Markets & Finance

S&P Downgrades GM But Ups CSC and Siemens


General Motors (GM) : Cuts to 2 STARS (sell) from 3 STARS (hold)

Analyst: Efraim Levy, CFA

GM announced added details of capacity reductions. However, the incremental reduction of 5,000 more hourly positions, which we estimate will yield 70 cents annual savings when fully implemented by 2008, does not go far enough or soon enough in our view, and the costs of a buyout will precede the savings. However, GM expects a total $1 billion annual cost savings beginning in 2007. If achieved, we believe this could add $1.40 to earnings per share. However, not all the gains may be achieved, and there could be offsetting higher other costs. Above our 12-month target price of $22, we would sell GM shares.

Computer Sciences (CSC) : Ups to 4 STARS (buy) from 3 STARS (hold)

Analyst: Dylan Cathers

CSC shares are down over 12% this morning after an unconfirmed report in Saturday's Wall Street Journal stated that Lockheed Martin (LMT) and three private-equity firms have broken off talks to buy CSC. The potential deal was valued at $65 a share. All of the parties involved have declined to comment. We believe that this morning's decline in CSC shares presents an attractive entry point, based on our revenue and earnings per share growth expectations for the company. Our target price is $60.

Siemens (SI) : Ups to 3 STARS (hold) from 2 STARS (sell)

Analyst: Stewart Scharf

We expect fiscaly year 2006 (ending September) revenues to advance at least 5%, with half due to organic growth, as strength led by power generation and automation and drives offsets weak demand for communications and computer services. We expect margins to widen modestly as Siemens targets staff cuts, including 3,000 positions from the computer unit. Shares were recently trading at 15.5 times our fiscal year 2006 earnings estimate of $4.94 per American Depositary Share, slighty below historical levels and the Euro 350 Index. Our 12-month target price rises by $13 to $82.
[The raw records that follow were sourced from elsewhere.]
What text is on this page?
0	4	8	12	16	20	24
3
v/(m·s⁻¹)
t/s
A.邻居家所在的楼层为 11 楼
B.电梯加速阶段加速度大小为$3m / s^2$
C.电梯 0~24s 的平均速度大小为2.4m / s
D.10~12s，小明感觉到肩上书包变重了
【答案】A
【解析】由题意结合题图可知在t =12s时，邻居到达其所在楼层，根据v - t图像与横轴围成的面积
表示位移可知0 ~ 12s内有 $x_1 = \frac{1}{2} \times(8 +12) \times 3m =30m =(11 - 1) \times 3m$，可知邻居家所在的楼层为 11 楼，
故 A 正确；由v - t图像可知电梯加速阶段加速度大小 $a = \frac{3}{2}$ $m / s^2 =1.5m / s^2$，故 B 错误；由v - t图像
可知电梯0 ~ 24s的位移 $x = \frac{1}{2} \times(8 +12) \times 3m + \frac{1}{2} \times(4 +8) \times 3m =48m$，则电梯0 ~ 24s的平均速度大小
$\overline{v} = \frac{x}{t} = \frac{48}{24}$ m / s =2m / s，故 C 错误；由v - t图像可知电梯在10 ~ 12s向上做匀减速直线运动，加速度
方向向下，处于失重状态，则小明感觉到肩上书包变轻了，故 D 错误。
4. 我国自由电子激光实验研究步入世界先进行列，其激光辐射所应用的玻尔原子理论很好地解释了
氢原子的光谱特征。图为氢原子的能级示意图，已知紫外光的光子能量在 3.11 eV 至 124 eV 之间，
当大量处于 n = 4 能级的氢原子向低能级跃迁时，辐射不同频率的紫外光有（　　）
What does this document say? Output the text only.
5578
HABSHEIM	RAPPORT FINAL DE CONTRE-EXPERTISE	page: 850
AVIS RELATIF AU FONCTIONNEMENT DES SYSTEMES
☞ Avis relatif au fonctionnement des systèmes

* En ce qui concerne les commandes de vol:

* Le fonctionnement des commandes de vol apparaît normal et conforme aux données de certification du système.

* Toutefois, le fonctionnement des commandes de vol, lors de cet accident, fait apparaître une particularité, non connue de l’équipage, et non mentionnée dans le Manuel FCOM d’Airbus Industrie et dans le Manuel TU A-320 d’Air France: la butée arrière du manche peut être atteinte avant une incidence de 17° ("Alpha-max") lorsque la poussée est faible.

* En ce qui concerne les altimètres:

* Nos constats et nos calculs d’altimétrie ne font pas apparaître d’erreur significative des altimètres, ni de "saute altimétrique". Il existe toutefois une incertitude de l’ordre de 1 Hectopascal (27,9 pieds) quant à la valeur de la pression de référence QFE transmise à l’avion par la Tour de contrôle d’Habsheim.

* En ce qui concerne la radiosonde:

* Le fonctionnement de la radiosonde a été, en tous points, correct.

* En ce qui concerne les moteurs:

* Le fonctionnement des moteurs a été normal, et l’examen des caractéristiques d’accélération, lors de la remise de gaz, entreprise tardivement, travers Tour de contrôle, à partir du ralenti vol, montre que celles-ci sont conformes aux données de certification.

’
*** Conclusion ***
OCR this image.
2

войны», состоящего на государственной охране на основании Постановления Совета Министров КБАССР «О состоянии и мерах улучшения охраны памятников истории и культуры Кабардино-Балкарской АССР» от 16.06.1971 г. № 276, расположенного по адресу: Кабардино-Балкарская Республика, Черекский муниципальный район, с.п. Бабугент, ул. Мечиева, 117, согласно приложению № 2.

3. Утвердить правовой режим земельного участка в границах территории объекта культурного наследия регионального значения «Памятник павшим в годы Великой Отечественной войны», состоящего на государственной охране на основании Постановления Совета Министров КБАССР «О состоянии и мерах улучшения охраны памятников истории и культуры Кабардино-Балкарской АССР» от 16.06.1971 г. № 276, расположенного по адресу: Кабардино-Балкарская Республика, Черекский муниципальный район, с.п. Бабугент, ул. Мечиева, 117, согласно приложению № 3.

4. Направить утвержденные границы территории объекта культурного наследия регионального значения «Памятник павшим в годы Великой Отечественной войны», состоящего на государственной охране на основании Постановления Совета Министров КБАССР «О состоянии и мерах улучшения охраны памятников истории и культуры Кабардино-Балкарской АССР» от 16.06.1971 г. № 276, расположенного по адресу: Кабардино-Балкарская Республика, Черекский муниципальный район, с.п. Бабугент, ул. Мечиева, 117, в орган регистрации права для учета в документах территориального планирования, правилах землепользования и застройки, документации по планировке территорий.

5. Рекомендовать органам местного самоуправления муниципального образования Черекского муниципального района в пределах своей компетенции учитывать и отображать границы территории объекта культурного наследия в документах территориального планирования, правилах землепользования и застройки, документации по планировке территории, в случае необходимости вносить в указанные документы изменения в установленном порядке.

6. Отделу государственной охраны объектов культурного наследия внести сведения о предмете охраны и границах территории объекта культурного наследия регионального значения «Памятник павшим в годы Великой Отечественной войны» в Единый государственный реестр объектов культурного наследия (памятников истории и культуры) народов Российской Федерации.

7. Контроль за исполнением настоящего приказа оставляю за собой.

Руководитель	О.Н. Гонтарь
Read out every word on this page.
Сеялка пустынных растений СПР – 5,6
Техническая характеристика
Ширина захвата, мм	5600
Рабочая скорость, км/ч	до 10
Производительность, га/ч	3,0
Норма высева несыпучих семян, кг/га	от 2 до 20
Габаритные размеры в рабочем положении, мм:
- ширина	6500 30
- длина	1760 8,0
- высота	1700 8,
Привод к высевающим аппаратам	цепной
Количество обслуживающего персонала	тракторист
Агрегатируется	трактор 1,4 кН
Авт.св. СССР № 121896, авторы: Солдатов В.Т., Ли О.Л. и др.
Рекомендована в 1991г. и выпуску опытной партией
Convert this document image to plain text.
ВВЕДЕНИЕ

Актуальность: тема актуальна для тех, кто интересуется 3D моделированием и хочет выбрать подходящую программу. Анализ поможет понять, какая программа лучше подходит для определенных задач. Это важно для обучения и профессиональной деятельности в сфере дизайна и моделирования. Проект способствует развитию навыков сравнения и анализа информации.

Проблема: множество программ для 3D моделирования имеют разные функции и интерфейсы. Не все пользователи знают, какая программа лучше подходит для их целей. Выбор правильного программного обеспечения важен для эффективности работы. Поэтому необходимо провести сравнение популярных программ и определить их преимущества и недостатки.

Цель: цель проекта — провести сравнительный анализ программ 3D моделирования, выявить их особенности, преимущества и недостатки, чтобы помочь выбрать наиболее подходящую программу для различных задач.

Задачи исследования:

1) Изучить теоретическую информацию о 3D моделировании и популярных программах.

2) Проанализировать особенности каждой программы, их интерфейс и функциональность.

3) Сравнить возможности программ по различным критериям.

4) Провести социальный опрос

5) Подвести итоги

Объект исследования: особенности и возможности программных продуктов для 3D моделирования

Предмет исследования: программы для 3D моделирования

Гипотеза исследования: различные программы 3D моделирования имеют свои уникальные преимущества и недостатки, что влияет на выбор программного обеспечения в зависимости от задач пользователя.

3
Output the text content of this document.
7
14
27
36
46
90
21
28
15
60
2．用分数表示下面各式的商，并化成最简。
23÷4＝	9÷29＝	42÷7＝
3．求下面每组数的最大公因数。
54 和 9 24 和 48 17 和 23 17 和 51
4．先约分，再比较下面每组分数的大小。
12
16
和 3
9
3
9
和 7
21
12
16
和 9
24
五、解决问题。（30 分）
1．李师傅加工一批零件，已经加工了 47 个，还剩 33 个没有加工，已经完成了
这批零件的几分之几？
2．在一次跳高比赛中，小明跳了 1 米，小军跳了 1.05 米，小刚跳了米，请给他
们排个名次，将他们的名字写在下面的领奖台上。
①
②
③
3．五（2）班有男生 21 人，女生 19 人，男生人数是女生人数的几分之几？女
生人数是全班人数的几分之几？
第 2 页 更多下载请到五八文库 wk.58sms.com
Odyssey Healthcare (ODSY) : Ups to 3 STARS (hold) from 1 STAR (strong sell)

Analyst: Cameron Lavey

Our upgrade is based on what we see as improving conditions in the hospice industry, including rising reimbursement rates. We expect the company to continue to post mid-single digit increases in average daily census while working to reduce its overall Medicare cap exposure. We see some risk in shares because of a Justice Department investigation, but we think Odyssey is fairly priced at current levels. Our 2005 earnings per share estimate is 80 cents, and 2006's is 76 cents after projected 8 cents option expense. We are raising our 12-month target price by $7 to $19, 25 times our 2006 earnings per share estimate and slightly above peers.

Alvarion (ALVR) : Cuts to 3 STARS (hold) from 4 STARS (buy)

Analyst: Ari Bensinger

Shares are nearing our 12-month target price of $10. Given its time-to-market advantage, we think Alvarion is well positioned to benefit from a growing interest for the nacsent Wi-MAX technology. However, we believe that Wi-MAX faces considerable hurdles ahead, such as product certification and spectrum allocations. We advise holding but not adding to positions.

Level 3 (LVLT) : Cuts to 2 STARS (sell) from 3 STARS (hold)

Analyst: Todd Rosenbluth

Level 3 shares were up more than 30% for November, after the company's announcement of its planned purchase of WilTel Communications on 10/31, pending approvals. We think the deal reduces some liquidity risk we see for Level 3; its forward earnings before interest taxes depreciation and amortization, or EBITDA, interest coverage ratio is well below peers. Given our view that Level 3's legacy services will continue to decline and that prospects are dependent on the uncertain success of VoIP products, we see Level 3 as overvalued. Our target price is $3.